BlackRock, the world's largest asset manager, said the Federal Reserve's rate hikes in 2022 to combat inflation should be enough to put policy makers in a wait-and-see position that's needed to reduce the risk of them overtightening and damaging the world's largest economy.
That view was laid out in a Friday note by Rick Rieder, chief investment officer of global fixed income at BlackRock, which manages $2.4 trillion in fixe- income assets.
"[Fed Chair Jerome Powell's comments] did little to dissuade our belief that that the Federal Open Market Committee can raise policy rates another 75 basis points at the September 21 meeting," Rieder said after Powell's speech at the Fed's Jackson Hole symposium. Markets were pricing in about 125 basis points of rate hikes by the end of 2022, the investment executive said.
Another big hike would bring the Fed Funds rate to a range of 3%-3.25%, which is beyond the long-term estimates of the "neutral rate" held by members of the rate-setting committee, Rieder said. A neutral level of interest rates neither feeds nor starves economic activity.
Pushing the Fed Funds rate to a mid- to high- 3% range "will allow the Fed to get to its destination and then to relax and watch its policy adjustments work," BlackRock said.
The Fed is still a long way from its 2% inflation target. One measure, the headline consumer price inflation rate, burned at 8.5% in July, although it eased from 9.1% in June, a 41-year peak.
While "it's absolutely imperative that the Fed get the currently high rate of inflation under control, we are concerned about the potential for the central bank to overdo the tightening and undo much of the progress that has been made in recovering from the pandemic shock," said Rieder.
He pointed to wage growth since the COVID outbreak, particularly for lower-income workers. The higher pay and a tight labor market should be positive for lower-income earners if the country is past the worst in price increases for food and energy.

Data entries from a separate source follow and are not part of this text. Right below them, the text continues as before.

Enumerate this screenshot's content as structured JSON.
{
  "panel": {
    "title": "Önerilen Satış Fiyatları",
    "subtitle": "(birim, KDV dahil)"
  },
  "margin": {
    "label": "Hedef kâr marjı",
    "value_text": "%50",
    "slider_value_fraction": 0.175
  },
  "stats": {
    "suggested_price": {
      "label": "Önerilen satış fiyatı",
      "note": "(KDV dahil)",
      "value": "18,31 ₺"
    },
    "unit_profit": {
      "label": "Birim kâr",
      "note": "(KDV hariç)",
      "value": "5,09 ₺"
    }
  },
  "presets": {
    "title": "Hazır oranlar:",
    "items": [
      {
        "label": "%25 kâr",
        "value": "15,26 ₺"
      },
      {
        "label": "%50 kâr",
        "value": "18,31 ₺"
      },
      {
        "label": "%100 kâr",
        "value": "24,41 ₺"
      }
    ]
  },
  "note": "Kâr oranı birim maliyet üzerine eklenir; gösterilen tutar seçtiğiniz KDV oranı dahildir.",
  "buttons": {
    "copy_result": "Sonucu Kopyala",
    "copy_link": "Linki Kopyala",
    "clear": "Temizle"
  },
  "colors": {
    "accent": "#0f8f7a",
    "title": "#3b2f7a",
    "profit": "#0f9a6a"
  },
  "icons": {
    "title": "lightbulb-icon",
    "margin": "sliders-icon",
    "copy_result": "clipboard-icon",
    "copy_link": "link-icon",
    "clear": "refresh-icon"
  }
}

"Today we find ourselves in an environment in which corporate investment is slowing and the housing market is cooling; engineered by higher prices, tighter policy and economic uncertainty, so the Fed by the end of the year will set up to merely sit back, relax like a vacationer today, and merely watch how the long and variable lags work through the system," said BlackRock.

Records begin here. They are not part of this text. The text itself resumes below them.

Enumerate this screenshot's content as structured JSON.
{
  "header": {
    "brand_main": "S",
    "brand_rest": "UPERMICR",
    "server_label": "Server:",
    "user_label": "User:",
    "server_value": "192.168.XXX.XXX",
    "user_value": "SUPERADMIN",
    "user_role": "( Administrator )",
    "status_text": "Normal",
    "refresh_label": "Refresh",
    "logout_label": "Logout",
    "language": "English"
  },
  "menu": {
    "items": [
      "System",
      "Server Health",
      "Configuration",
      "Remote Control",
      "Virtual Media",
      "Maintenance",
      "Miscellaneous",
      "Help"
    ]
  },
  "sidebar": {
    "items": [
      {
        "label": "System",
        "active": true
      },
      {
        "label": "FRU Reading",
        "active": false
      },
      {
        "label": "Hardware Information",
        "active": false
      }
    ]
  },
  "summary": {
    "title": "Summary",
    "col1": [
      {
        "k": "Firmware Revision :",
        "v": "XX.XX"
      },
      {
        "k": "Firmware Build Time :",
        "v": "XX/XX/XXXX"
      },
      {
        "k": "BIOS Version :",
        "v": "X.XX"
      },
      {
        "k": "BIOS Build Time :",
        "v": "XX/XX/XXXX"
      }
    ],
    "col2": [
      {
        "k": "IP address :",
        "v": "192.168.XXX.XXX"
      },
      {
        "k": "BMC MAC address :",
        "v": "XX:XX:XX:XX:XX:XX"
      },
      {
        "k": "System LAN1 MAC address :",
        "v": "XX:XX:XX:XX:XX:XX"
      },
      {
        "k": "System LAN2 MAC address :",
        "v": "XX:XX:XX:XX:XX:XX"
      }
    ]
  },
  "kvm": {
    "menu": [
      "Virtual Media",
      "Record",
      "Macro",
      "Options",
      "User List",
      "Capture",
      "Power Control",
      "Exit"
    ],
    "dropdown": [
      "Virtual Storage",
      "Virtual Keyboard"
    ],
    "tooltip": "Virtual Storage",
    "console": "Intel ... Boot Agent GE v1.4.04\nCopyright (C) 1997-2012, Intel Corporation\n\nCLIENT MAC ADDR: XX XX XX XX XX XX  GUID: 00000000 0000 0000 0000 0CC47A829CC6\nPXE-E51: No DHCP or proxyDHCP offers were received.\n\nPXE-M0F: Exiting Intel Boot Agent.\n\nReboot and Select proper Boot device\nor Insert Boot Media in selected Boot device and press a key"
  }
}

The journey to slow down growth to reduce inflation will bring "some pain" to American households and businesses, Powell said on Friday, emphasizing that price stability is key to maintaining the strong US labor market. The Fed's four rate hikes in 2022 are, among other things, pushing up mortgage rates and making credit card debt more expensive.
Stocks sold off after Powell's speech. The S&P 500 and the Dow Jones Industrial Average fell more than 3%, while the Nasdaq Composite plunged nearly 4%.
The Fed Funds rate currently stands at a range of 2.25%-2.75%, in part after rate increases of three-quarters of a percentage point in June and July. The central bank's preferred inflation gauge, the core PCE, on Friday came in at 4.6% for July year over year, and was up 0.1% month over month, softer than Econoday's consensus estimates of 4.7% and 0.3%, respectively.
After Powell's speech, the CME FedWatch tool showed a 45.5% probability of a rate increase of 50 basis points next month, higher than the 36% probability on Thursday. Meanwhile, the probability of a rate increase of 75 basis points was at 54.5%, down from 64% a day prior.
The Federal Open Market Committee's next meeting will kick off on September 20.